Second appeal jurisdiction: GIC, not CIC. Because the DSLR and Mamlatdar offices are Goa state government bodies, the second appeal goes to the Goa Information Commission (GIC) — not the Central Information Commission. The CIC has no jurisdiction over Goa state land records authorities.
Practical Tips for Property Buyers, Landowners, and Advocates
- Always ask for a certified copy of Form I and XIV, not merely an 'extract' or 'information'. Certified copies bear the seal and signature of the issuing officer and are admissible in court proceedings and property transactions.
- Request the complete mutation chain — not just the current entry.

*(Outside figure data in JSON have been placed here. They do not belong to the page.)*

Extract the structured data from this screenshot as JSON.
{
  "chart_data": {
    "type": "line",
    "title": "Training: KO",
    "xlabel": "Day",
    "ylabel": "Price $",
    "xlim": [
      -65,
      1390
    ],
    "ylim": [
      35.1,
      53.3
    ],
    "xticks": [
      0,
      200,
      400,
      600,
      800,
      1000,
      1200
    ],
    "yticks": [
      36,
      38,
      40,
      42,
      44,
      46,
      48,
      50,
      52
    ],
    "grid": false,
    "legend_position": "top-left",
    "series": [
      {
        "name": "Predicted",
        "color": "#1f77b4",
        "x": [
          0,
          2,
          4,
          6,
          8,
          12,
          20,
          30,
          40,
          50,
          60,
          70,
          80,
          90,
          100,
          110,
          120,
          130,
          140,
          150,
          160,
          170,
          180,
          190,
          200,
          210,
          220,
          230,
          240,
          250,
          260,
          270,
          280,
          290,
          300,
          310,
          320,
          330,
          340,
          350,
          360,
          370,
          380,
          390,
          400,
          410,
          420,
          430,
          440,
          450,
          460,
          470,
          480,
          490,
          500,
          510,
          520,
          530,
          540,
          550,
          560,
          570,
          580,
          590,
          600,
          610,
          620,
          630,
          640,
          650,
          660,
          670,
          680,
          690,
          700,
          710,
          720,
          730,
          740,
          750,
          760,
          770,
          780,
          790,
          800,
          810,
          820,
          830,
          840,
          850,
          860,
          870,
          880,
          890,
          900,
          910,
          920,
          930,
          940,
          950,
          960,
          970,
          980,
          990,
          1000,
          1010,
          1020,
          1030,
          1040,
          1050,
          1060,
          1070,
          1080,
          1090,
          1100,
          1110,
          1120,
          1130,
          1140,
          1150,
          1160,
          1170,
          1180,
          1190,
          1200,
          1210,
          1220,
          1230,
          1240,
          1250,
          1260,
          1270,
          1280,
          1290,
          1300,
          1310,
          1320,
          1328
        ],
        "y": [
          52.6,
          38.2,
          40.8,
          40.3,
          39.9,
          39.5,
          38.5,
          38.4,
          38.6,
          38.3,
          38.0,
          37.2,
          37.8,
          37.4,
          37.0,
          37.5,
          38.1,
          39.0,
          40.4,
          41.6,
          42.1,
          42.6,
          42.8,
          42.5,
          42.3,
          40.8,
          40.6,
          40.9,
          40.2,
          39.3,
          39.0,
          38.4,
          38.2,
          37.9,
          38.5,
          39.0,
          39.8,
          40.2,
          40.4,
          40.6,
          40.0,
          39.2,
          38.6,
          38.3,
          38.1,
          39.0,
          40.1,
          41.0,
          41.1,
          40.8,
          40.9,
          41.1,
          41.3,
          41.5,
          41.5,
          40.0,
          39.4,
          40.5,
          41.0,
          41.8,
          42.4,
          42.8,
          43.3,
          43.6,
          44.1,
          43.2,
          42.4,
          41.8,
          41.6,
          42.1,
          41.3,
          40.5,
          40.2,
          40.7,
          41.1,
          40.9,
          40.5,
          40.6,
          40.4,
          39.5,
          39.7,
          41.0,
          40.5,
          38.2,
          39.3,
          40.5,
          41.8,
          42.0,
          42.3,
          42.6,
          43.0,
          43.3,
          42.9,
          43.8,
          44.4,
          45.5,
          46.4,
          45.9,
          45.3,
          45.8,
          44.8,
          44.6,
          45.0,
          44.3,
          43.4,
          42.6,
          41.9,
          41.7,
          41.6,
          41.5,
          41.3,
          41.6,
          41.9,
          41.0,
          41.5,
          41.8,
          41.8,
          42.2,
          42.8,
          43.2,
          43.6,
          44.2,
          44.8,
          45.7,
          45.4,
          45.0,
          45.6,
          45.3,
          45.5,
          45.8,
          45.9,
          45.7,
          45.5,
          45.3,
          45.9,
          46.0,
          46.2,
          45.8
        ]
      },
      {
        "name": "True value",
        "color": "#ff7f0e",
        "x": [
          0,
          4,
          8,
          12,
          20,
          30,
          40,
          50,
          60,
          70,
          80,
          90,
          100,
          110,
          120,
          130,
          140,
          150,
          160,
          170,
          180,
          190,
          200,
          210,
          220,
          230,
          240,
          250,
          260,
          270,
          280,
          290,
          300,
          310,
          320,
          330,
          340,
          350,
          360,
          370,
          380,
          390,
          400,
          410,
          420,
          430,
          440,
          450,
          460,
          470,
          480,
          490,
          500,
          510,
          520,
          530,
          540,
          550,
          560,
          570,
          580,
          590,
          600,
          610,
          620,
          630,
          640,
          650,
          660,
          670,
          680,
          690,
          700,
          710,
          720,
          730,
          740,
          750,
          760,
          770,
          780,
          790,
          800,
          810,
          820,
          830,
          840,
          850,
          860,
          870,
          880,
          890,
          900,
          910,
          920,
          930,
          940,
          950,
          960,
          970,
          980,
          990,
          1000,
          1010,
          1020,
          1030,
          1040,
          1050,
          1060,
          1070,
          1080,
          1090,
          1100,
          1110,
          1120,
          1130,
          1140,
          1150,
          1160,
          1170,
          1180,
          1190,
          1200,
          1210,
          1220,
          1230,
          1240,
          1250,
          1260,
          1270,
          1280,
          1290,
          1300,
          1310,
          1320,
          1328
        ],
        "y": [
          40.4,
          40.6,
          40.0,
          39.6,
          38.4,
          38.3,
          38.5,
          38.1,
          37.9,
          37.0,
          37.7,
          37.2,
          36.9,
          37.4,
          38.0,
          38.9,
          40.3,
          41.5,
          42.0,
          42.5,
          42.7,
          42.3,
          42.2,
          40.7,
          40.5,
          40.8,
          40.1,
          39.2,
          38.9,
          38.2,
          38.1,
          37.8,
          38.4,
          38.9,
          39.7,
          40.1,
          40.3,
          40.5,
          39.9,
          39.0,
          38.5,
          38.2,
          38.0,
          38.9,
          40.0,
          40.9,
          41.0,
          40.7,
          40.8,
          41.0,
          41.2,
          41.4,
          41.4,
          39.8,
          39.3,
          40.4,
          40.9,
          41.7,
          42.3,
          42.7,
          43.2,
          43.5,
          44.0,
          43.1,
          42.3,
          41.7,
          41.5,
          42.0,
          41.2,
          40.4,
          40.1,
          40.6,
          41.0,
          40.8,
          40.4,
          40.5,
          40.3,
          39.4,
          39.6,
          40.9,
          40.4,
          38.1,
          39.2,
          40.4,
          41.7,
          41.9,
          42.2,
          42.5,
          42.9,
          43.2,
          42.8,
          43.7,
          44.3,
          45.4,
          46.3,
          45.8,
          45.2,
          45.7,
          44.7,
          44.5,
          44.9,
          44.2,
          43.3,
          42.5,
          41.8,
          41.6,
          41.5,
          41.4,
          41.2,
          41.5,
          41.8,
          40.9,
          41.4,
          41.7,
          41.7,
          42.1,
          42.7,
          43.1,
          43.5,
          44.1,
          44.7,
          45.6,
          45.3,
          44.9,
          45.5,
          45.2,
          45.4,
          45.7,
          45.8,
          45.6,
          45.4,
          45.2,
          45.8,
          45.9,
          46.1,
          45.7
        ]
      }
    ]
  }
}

For due diligence on a Goa property purchase, the full ownership history from the earliest mutation records to the present is the most valuable document RTI can produce. A seller who claims unbroken ownership for 40 years should have a corresponding unbroken chain of mutation entries.

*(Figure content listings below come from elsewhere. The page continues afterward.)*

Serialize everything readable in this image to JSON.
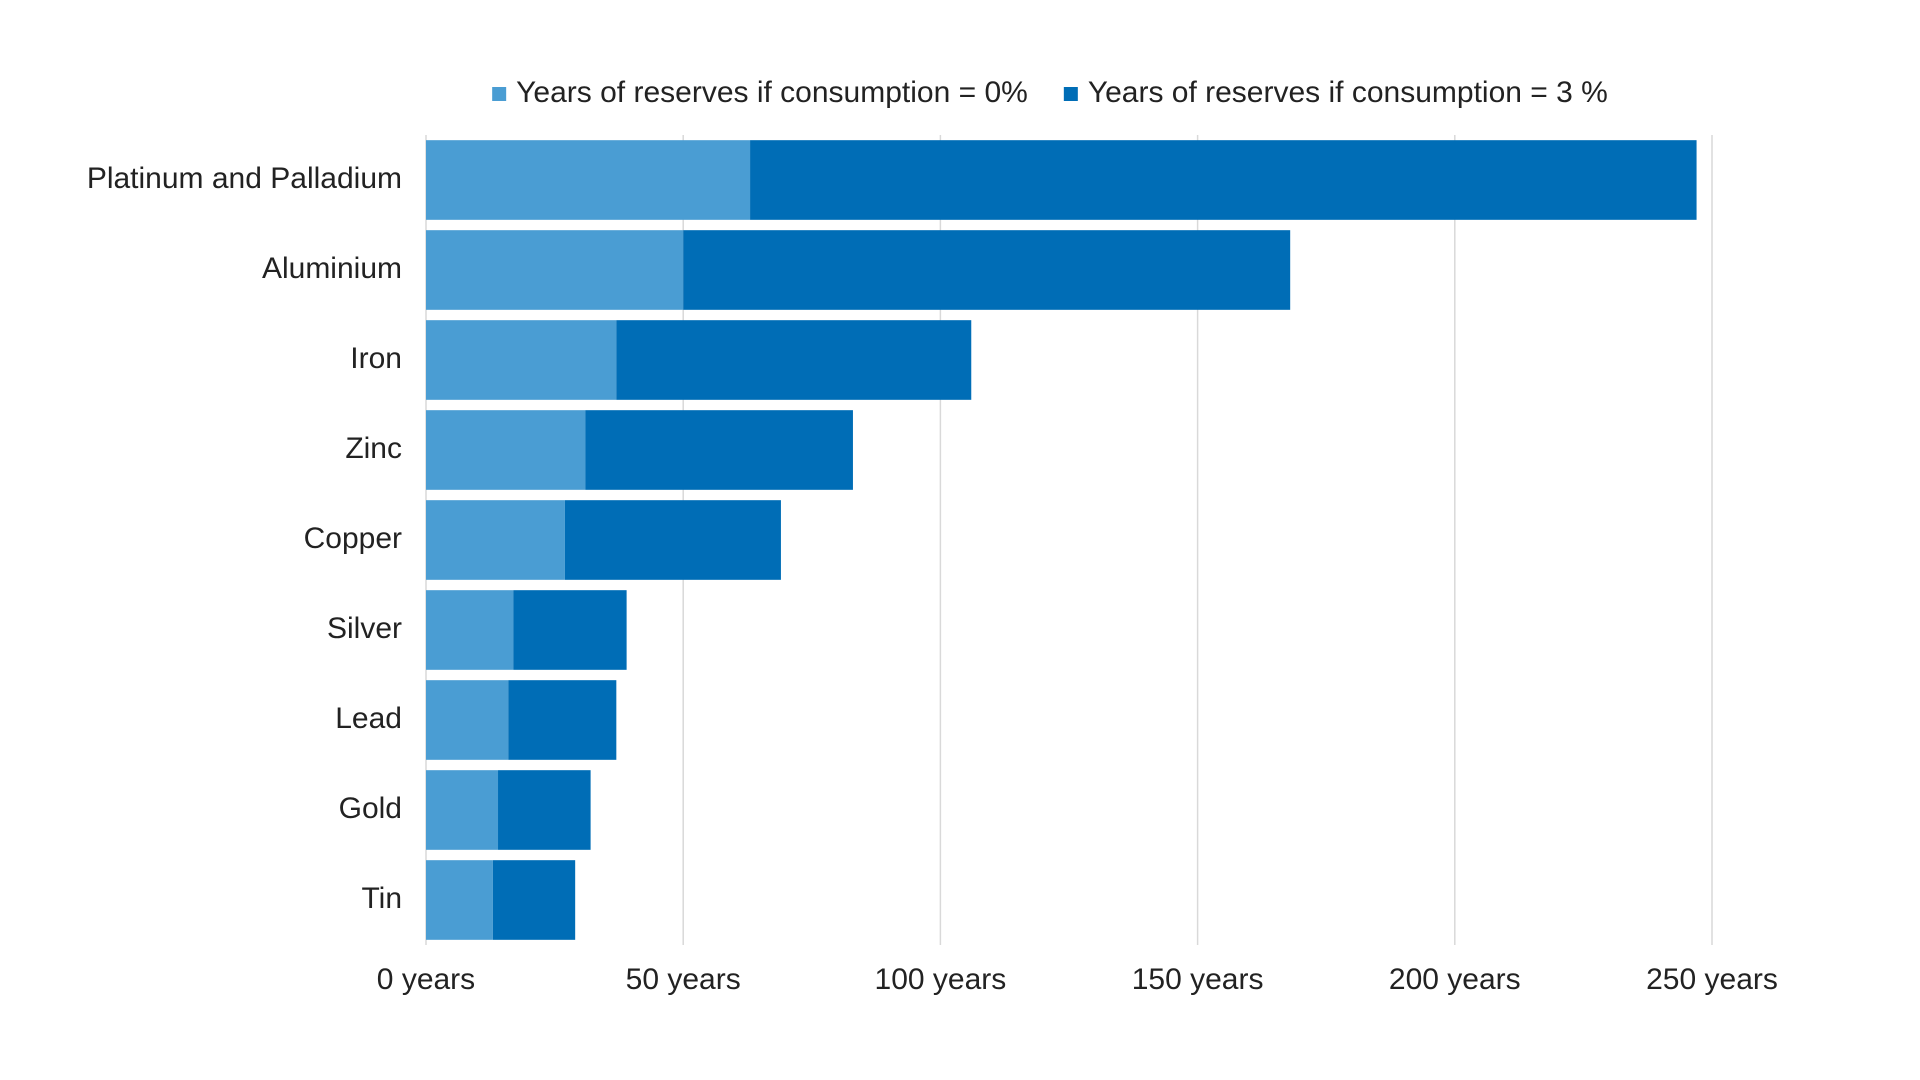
{
  "chart_data": {
    "type": "stacked-barh",
    "categories": [
      "Platinum and Palladium",
      "Aluminium",
      "Iron",
      "Zinc",
      "Copper",
      "Silver",
      "Lead",
      "Gold",
      "Tin"
    ],
    "series": [
      {
        "name": "Years of reserves if consumption = 0%",
        "color": "#4a9dd3",
        "values": [
          63,
          50,
          37,
          31,
          27,
          17,
          16,
          14,
          13
        ]
      },
      {
        "name": "Years of reserves if consumption = 3 %",
        "color": "#006db6",
        "values": [
          184,
          118,
          69,
          52,
          42,
          22,
          21,
          18,
          16
        ]
      }
    ],
    "xlim": [
      0,
      250
    ],
    "xticks": [
      {
        "value": 0,
        "label": "0 years"
      },
      {
        "value": 50,
        "label": "50 years"
      },
      {
        "value": 100,
        "label": "100 years"
      },
      {
        "value": 150,
        "label": "150 years"
      },
      {
        "value": 200,
        "label": "200 years"
      },
      {
        "value": 250,
        "label": "250 years"
      }
    ],
    "grid": true,
    "legend": "top"
  }
}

- Include a request for CRZ and ESZ restriction notes in your RTI application. Goa's coastal talukas (Tiswadi, Bardez, Salcete, Canacona, Mormugao) are subject to Coastal Regulation Zone notifications; some interior talukas (Sanguem, Canacona) include Eco-Sensitive Zones around the Western Ghats and wildlife sanctuaries. A CRZ or ESZ note in the land record affects what can be built on the land and at what setback from the high-tide line or forest boundary.
- For tenancy queries on agricultural land: Specifically ask whether any tenancy under the Goa Tenancy Act is recorded against the survey number, and if so, the name of the tenant, area held, and date from which the tenancy is recorded. A confirmation that no tenancy exists is as valuable as the tenancy record itself, because it provides a government-backed basis for the absence of a tenant claim.
- North Goa and South Goa have separate district offices: For properties in North Goa talukas (Tiswadi, Bardez, Pernem, Bicholim, Sattari, Ponda), address the Mamlatdar of the relevant North Goa taluka, with the Collectorate, North Goa, Panaji, as the FAA-level authority. For South Goa talukas (Salcete, Quepem, Canacona, Sanguem, Mormugao, Dharbandora), address the relevant South Goa Mamlatdar, with the Collectorate, South Goa, Margao, as the FAA-level authority.
- For disputed mutations pending in court: If a mutation has been stayed by a court order, the CPIO may claim that the records are sub judice and resist disclosure. The RTI Act's exemption under Section 8(1)(b) (prejudicial to investigation) does not apply to land records in civil disputes; the stay of a mutation is itself a disclosable fact and the RTI applicant is entitled to a copy of the mutation file and the stay order as noted in revenue records.